The State’s Current Debt Situation
Amount of General Fund Debt. As of July 1, 2006, the state had about $45 billion of infrastructure-related General Fund bond debt outstanding on which it is making principal and interest payments. This consists of about $37 billion of general obligation bonds and $8 billion of lease-revenue bonds. In addition, the state has not yet sold about $30 billion of authorized general obligation and lease-revenue infrastructure bonds. Most of these bonds have been committed, but the projects involved have not yet been started or those in progress have not yet reached their major construction phase. The above totals do not include the budget-related bonds identified above.
General Fund Debt Payments. We estimate that General Fund debt payments for infrastructure-related general obligation and lease-revenue bonds were about $3.9 billion in 2005–06. As previously authorized but currently unsold bonds are marketed, outstanding bond debt costs will peak at approximately $5.5 billion in 2010–11. If, in addition, the annual costs of the budget-related bonds are included, total debt-service costs were $5.1 billion in 2005–06, and will rise to a peak of $8.4 billion in 2009–10. (These amounts assume additional repayments from the BSA.)
Debt-Service Ratio. One indicator of the state’s debt situation is its debt-service ratio (DSR). This ratio indicates the portion of the state’s annual revenues that must be set aside for debt-service payments on bonds and therefore are not available for other state programs. As shown in Figure 1, the DSR increased in the early 1990s and peaked at 5.7 percent before falling back to below 3 percent in 2002–03, partly due to some deficit-refinancing activities. The DSR then rose again beginning in 2003–04 and currently stands at 4.2 percent for infrastructure bonds. It is expected to increase to a peak of 4.8 percent in 2008–09 as currently authorized bonds are sold.
Effects of the Bond Propositions on This Ballot
There are five general obligation bond measures on this ballot, totaling $42.7 billion in new authorizations.
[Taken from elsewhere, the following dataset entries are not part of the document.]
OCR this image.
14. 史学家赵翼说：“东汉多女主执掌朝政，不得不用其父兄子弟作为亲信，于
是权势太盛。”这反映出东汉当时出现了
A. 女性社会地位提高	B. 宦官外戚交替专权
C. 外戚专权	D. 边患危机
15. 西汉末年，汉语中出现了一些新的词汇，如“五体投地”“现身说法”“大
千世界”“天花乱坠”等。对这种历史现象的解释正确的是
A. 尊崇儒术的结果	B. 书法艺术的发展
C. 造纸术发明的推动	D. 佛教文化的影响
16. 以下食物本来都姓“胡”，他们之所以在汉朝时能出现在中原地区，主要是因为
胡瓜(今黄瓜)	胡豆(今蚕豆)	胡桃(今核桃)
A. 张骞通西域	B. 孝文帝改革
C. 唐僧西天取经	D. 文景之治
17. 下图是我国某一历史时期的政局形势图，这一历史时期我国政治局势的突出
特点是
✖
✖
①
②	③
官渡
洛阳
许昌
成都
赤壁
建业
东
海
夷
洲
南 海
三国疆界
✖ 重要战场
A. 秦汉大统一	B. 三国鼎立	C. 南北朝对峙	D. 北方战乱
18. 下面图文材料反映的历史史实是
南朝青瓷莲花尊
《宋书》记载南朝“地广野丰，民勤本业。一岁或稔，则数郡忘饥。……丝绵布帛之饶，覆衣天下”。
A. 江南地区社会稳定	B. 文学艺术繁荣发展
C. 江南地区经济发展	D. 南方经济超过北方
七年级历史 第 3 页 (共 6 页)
These include:
- Proposition 1B, which would authorize the state to issue $19.9 billion of bonds to finance highway safety, traffic reduction, air quality, and port security.
- Proposition 1C, which would authorize the state to issue $2.85 billion of bonds for housing and development programs.
- Proposition 1D, which would authorize the state to issue $10.4 billion of bonds to finance kindergarten through university education facilities.
- Proposition 1E, which would authorize the state to issue $4.1 billion of bonds for flood control projects.
- Proposition 84, which would authorize the state to issue $5.4 billion of bonds to fund various resource-related projects.
Impacts on Debt Payments. If the $42.7 billion of bonds on this ballot are all approved, they would require total debt-service payments over the life of the bonds of about twice that amount. The average annual debt service on the bonds would depend on the timing of their sales. If they were sold over a 10-year period, the budgetary cost would average roughly $2 billion annually.
Impact on the Debt-Service Ratio. Figure 1 shows what would happen to the state’s DSR over time if all of the bonds were approved and sold. It would peak at 5.9 percent in 2010–11 and decline thereafter.